Sin embargo, en fracción de segundos se dieron cuenta que no había sido ninguno de ellos.  A pocos metros, luego del desahogo intestinal, un oficial sacudió levemente su cobertor y cambió de posición.  Dormía profundamente.

Los jóvenes guerrilleros se percataron que estaban adentro de un campamento militar, compuesto por un pelotón de unos 25 elementos.

Quedaron petrificados al descubrir en la penumbra que en los alrededores toda la soldadesca dormía plácidamente, pero el principal temor en ese momento era la lógica deducción de que al menos tres elementos estaban despiertos y resguardaban el sueño de la tropa.

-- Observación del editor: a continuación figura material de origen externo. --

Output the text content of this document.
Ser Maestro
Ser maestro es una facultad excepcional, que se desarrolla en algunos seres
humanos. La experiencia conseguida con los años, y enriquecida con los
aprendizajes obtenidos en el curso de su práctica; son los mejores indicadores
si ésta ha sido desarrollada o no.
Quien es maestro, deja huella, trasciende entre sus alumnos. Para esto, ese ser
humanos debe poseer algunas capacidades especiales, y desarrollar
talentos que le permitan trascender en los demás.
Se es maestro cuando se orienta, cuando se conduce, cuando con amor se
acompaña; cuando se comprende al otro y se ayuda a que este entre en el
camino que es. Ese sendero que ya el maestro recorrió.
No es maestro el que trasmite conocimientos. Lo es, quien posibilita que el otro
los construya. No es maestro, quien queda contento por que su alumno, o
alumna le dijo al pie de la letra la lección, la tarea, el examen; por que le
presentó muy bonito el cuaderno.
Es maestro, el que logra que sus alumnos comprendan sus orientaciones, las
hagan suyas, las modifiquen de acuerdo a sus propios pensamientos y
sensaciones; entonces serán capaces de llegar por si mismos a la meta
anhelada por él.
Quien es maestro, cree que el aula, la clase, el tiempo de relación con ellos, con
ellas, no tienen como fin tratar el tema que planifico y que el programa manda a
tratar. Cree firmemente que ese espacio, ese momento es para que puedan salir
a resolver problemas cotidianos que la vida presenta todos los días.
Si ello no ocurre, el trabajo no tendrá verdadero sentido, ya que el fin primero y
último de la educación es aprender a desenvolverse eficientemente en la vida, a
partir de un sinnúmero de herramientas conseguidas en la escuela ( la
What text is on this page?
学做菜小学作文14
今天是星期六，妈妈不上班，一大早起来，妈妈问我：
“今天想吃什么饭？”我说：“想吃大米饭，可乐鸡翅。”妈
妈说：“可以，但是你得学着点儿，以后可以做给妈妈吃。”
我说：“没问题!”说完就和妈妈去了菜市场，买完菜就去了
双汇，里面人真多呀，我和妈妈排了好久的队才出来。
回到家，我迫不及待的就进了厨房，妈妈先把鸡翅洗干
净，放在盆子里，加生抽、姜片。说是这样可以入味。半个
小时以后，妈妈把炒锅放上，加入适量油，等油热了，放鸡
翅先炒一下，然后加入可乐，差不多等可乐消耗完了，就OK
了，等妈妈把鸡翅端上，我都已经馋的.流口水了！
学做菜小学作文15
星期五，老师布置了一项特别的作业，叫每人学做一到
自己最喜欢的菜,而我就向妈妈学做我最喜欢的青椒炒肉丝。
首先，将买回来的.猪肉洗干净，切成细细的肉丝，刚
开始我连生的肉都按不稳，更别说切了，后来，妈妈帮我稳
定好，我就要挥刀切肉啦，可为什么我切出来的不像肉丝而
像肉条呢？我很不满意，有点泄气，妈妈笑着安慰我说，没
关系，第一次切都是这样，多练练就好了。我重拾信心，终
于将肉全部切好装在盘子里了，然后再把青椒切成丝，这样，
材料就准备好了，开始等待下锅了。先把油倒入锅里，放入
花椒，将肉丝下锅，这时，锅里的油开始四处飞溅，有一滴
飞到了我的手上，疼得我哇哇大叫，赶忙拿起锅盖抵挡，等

Sitín, con señas, llamó a la calma e inició la salida del lugar, con el mismo sigilo con el que entraron.

En máximo silencio y cuidando de dar los pasos al mismo tiempo.  Salieron del lugar sin ser descubiertos y eso ya era un triunfo.

Al día siguiente los soldados encontraron huellas de botas que no eran las suyas y una trilla que atravesaba por el centro, pasaba junto a la cabecera del lugar donde había dormido el teniente, jefe del pelotón y se retiraba por el lado norte.

Entre los soldados esto sembró más miedo, pues consideraron que esta había sido una acción temeraria y retadora de la subversión.

Por aparte, Sitín y sus compañeros daban gracias a Dios y al último de los santos, por haber salido con vida de la que llamaron: la emboscada del pedo.